Teratogenic Effects – Pregnancy Category C
Corticosteroids are generally teratogenic in laboratory animals when administered systemically at relatively low dosage levels. The more potent corticosteroids have been shown to be teratogenic after dermal application in laboratory animals. There are no adequate and well-controlled studies in pregnant women on teratogenic effects from topically applied corticosteroids. Therefore, topical corticosteroids should be used during pregnancy only if the potential benefit justifies the potential risk to the fetus. Drugs of this class should not be used extensively on pregnant patients, in large amounts, or for prolonged periods of time.

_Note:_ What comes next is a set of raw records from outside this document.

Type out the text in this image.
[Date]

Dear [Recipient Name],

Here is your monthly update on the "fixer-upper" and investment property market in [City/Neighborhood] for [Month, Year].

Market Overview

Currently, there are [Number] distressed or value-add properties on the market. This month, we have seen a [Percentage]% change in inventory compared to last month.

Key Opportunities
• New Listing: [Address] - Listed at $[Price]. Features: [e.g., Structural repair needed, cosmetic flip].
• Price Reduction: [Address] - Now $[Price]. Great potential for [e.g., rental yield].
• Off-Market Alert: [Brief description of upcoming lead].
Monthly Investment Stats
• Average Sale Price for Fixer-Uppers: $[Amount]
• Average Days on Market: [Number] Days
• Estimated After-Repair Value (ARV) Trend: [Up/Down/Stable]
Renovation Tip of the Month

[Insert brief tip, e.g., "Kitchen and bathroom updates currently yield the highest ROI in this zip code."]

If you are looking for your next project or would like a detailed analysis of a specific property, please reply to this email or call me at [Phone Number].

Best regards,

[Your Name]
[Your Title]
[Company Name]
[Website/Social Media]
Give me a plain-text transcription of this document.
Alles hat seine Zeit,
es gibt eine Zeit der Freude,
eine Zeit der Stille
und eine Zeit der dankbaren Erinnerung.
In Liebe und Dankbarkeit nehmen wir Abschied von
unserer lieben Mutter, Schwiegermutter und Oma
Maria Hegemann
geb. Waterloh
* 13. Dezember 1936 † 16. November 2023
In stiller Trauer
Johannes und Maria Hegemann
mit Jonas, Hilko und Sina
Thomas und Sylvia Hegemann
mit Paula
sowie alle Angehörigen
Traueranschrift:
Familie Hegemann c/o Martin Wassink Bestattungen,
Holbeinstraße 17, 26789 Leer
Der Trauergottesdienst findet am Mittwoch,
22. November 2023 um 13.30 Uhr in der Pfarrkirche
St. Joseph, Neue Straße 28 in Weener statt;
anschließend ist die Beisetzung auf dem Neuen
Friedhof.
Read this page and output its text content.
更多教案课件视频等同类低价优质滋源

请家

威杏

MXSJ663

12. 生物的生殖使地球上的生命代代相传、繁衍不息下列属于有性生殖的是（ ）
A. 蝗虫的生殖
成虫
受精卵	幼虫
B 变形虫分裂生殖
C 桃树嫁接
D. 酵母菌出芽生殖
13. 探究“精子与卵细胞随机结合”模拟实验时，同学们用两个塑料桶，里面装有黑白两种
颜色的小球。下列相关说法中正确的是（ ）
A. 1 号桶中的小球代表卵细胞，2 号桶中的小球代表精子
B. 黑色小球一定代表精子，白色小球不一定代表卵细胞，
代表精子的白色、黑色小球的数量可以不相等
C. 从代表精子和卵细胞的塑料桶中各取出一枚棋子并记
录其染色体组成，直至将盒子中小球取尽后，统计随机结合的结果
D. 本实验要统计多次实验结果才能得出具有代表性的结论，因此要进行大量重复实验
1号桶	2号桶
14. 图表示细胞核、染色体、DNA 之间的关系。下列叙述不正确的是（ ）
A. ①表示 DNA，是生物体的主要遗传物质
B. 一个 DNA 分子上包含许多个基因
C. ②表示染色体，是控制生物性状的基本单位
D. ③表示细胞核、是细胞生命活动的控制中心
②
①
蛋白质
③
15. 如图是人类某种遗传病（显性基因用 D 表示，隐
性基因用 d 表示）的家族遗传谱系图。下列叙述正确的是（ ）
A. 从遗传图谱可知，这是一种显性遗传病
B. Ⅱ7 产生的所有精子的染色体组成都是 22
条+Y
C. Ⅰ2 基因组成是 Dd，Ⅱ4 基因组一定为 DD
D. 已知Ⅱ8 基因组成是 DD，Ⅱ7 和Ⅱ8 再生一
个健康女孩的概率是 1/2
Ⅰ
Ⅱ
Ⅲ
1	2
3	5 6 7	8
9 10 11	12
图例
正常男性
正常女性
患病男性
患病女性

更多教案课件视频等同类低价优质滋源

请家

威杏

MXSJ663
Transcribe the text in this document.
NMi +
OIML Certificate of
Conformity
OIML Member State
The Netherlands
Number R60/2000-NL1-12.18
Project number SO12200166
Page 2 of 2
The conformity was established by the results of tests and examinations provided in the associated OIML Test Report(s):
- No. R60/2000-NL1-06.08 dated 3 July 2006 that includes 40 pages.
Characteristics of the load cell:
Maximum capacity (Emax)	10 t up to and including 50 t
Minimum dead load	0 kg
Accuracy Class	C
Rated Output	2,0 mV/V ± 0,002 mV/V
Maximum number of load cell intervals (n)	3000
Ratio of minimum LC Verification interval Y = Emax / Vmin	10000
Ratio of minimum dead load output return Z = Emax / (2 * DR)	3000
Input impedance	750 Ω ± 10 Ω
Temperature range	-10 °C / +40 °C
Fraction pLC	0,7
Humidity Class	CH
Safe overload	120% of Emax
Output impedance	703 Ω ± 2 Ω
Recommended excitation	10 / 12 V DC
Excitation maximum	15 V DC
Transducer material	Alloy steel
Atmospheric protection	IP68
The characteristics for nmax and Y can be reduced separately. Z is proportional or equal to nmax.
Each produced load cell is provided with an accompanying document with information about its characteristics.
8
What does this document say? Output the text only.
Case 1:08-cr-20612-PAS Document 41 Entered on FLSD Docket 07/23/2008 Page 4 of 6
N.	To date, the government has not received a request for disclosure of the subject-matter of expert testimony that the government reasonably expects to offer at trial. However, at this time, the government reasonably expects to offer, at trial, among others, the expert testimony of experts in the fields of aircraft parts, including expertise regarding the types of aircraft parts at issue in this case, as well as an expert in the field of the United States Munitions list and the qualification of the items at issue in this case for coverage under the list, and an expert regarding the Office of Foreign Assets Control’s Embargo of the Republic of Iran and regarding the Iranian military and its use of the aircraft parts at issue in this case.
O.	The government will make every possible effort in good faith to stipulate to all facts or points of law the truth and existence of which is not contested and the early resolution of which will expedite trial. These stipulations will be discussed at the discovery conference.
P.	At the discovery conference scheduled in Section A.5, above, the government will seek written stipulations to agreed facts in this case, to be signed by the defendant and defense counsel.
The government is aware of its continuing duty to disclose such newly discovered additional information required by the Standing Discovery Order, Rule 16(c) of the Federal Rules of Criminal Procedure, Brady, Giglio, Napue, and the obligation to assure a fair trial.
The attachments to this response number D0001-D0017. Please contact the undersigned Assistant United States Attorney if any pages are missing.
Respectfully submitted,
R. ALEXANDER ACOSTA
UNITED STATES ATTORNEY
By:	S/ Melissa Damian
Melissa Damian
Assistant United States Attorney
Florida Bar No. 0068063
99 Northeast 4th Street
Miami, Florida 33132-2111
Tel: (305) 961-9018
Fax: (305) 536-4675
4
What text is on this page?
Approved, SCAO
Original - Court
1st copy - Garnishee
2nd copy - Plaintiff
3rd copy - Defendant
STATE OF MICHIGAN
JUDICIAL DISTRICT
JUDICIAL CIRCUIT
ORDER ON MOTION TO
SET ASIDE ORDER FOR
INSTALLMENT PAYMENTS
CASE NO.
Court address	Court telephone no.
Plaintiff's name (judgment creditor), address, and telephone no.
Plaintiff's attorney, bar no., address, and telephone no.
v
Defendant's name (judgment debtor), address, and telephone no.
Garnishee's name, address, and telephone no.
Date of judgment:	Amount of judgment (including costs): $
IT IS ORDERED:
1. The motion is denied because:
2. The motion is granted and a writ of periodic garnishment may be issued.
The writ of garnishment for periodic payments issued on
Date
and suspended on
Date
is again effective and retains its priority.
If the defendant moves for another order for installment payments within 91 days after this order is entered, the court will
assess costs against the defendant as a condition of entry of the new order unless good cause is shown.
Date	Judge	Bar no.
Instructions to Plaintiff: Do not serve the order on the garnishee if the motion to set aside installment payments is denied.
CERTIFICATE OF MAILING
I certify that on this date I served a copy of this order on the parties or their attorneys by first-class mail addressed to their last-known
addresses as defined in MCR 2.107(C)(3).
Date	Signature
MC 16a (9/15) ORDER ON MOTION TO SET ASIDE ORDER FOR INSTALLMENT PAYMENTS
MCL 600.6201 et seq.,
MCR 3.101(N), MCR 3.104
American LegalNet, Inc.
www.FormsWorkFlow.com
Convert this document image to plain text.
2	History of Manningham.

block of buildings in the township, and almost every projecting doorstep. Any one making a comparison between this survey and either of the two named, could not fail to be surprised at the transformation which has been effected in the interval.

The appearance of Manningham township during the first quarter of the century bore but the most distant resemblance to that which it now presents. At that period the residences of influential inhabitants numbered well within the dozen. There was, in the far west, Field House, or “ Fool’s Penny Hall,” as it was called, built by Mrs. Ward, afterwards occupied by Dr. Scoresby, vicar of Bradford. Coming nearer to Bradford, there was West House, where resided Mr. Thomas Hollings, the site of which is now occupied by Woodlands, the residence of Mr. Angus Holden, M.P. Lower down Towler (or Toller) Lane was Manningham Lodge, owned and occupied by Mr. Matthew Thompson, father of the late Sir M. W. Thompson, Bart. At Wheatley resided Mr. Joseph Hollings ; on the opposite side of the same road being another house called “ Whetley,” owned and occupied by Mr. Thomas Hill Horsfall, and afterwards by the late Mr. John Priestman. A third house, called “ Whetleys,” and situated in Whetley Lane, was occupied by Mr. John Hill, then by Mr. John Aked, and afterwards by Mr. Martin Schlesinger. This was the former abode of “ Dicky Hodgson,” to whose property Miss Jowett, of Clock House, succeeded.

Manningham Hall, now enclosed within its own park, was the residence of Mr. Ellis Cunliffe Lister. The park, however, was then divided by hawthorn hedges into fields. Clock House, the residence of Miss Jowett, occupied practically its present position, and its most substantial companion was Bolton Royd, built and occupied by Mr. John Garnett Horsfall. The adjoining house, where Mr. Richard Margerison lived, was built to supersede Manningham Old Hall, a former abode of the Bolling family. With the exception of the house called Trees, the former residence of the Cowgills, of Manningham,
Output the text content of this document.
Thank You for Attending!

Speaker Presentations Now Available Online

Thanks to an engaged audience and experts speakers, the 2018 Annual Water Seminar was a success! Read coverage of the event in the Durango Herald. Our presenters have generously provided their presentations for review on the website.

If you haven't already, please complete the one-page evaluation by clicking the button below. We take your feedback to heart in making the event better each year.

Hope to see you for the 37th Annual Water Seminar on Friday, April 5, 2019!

It is not known whether topical administration of corticosteroids could result in sufficient systemic absorption to produce detectable amounts in breast milk.
Systemically administered corticosteroids are secreted into breast milk in quantities NOT likely to have a deleterious effect on the infant. Nevertheless, caution should be exercised when topical corticosteroids are administered to a nursing woman.
Pediatric patients may demonstrate greater susceptibility to topical corticosteroid induced HPA axis suppression and Cushing’s syndrome than mature patients because of a larger skin surface area to body weight ratio.
Hypothalamic-pituitary-adrenal (HPA) axis suppression, Cushing’s syndrome, and intra-cranial hypertension have been reported in children receiving topical corticosteroids. Manifestations of adrenal suppression in children include linear growth retardation, delayed weight gain, low plasma cortisol levels, and absence of response to ACTH stimulation. Manifestations of intracranial hypertension include bulging fontanelles, headaches, and bilateral papilledema.
Administration of topical corticosteroids to children should be limited to the least amount compatible with an effective therapeutic regimen. Chronic corticosteroid therapy may interfere with the growth and development of children.
Topically applied corticosteroids can be absorbed in sufficient amounts to produce systemic effects.
Topical corticosteroids are contraindicated in those patients with a history of hypersensitivity to any of the components of the preparation.